Pittsburgh Steelers legendary coach Charles Henry "Chuck" Noll would have been 83 today. He died just this past year in June.

Noll was born in Cleveland, Ohio on January 5, 1932. He was selected by the Cleveland Browns as a player in 1953, where he played until 1959.

After playing, Noll got into coaching and was an assistant coach for the American Football League's then Los Angeles and later San Diego Chargers from 1960 to 1965. After that he as an assistant to Coach Don Shula of the NFL Baltimore Colts from 1965 to 1968.

Noll coached the Steelers from 1969 to 1991, and compiled a 209-156-1 record in all games, including a 16-8 record in the playoffs, and had winning records in 15 of his final 20 seasons. His four Super Bowl victories are the most for any head coach in NFL history.

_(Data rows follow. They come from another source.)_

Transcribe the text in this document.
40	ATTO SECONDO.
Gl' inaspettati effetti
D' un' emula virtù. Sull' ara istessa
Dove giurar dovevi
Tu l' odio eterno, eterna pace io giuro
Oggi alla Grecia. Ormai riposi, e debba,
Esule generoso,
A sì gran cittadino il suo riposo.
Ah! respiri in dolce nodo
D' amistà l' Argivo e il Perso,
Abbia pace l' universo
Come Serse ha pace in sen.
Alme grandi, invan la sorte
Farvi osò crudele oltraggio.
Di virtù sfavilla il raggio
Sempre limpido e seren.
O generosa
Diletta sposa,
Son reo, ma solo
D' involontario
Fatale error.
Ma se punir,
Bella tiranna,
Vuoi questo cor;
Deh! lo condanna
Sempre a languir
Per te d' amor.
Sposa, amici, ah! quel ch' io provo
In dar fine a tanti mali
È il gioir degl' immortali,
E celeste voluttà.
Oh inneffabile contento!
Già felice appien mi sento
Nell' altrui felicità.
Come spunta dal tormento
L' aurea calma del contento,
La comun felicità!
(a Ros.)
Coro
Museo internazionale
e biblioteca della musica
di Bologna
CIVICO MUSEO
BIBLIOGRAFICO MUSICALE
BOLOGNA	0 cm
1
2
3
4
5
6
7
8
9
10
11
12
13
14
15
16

Noll is famous for his Steelers teams in the 1970s. What you may not know is he got the job after Penn State's Joe Paterno turned down the Steelers for the job. Noll proved to be the right guy for the job. During the run in the 1970s, Noll coached legends on offense like Terry Bradshaw, Franco Harris, Lynn Swan, John Stallworth, and the great "Steel Curtain" defense with Mean Joe Greene, Jack Ham and Jack Lambert, among other studs. Those teams won 4 out of 6 Super Bowls in the mid-70s: Super Bowls IX and X and Super Bowls XIII and XIII. It was one of the most dominant runs in NFL history.

Noll was elected to the Pro Football Hall of Fame in 1993.